DNA sorts nanotubes

February 11/18, 2004

Carbon nanotubes -- rolled-up sheets of carbon atoms that have a variety of useful mechanical and electrical properties -- promise to be an important ingredient in nanotechnology. One challenge, however, is separating different types of nanotubes.

Researchers from DuPont Central Research and Development, the University of Illinois at Urbana-Champaign and the Massachusetts Institute of Technology have come up with a way to use DNA to separate carbon nanotubes by electrical type -- metallic or semi conducting -- and by diameter. A carbon nanotubes's electrical properties and diameter are related.

Nanotubes could eventually enable super-sensitive sensors, tiny electronics, and ultra-dense computer memory.

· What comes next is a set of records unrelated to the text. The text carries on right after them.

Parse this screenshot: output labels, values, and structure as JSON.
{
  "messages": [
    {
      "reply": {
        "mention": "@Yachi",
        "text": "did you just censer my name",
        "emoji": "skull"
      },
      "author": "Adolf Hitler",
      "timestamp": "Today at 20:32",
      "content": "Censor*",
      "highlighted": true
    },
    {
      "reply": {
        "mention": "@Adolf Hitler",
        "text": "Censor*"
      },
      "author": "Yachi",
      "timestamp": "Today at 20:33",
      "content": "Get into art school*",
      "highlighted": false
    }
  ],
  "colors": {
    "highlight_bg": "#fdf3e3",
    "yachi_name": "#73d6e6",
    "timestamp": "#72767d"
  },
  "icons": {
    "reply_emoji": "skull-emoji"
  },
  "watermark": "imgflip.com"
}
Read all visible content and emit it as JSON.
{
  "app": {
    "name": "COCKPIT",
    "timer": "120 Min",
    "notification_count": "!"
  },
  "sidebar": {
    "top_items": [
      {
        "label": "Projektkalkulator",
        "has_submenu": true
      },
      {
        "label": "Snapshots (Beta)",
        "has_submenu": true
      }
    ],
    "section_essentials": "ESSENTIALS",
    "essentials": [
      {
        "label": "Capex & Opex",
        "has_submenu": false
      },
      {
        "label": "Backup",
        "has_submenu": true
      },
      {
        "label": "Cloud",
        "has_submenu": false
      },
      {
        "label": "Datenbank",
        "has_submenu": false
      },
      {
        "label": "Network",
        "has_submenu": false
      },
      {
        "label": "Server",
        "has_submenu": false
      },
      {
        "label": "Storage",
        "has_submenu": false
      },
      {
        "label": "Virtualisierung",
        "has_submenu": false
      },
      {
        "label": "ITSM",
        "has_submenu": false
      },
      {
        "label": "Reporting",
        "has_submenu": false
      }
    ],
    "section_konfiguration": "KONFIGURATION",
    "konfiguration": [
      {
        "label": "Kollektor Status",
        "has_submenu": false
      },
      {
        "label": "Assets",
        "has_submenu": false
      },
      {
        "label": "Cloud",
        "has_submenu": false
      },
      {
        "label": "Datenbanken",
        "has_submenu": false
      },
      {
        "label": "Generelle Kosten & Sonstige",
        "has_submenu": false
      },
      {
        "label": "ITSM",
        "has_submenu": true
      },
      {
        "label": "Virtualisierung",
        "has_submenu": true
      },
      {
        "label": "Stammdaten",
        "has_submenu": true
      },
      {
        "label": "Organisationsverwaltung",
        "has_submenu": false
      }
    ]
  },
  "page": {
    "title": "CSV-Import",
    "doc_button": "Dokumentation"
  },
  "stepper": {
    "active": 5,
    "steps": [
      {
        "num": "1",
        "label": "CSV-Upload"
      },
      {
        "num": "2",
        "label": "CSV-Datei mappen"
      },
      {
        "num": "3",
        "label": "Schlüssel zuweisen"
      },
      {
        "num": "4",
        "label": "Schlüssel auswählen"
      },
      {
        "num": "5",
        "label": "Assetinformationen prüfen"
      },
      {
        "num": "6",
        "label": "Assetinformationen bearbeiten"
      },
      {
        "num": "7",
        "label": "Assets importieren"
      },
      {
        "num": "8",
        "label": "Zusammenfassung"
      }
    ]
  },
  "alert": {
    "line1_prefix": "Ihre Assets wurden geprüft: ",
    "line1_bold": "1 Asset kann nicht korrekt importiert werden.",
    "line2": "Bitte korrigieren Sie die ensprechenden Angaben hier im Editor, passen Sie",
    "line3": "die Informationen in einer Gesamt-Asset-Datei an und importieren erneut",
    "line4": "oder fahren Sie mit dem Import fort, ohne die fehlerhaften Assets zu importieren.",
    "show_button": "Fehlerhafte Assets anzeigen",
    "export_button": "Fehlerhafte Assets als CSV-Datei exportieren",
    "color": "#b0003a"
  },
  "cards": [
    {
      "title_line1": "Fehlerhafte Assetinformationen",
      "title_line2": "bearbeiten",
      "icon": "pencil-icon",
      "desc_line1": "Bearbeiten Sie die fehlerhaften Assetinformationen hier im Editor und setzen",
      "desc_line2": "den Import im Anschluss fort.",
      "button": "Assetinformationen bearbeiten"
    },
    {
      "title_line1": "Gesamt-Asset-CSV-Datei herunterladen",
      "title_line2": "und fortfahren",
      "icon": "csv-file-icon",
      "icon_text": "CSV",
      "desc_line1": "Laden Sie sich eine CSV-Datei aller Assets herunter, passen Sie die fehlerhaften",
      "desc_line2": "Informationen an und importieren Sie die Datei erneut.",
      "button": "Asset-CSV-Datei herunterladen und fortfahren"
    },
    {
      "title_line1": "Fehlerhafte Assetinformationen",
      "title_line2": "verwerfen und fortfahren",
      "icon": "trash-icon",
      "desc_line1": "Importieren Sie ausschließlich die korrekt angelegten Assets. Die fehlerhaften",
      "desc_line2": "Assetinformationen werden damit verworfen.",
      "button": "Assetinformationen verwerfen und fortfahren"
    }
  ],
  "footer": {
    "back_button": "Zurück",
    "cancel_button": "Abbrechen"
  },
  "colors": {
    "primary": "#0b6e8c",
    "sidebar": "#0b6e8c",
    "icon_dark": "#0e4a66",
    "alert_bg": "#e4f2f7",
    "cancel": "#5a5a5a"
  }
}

DNA is made up of four bases -- adenine, cytosine, guanine and thymine -- strung along a sugar-phosphate backbone. Adenine and thymine, and cytosine and guanine connect together, and given the right sequences, DNA can be made to assemble into various structures.

The researchers discovered that a certain sequence of single-stranded DNA self-assembles into an ordered structure around individual carbon nanotubes. The electrostatic profiles of the combined DNA and nanotube structure depends on the type of tube, and, for semiconducting tubes, on the tube's diameter. The work appeared in the November 28, 2003 issue of Science.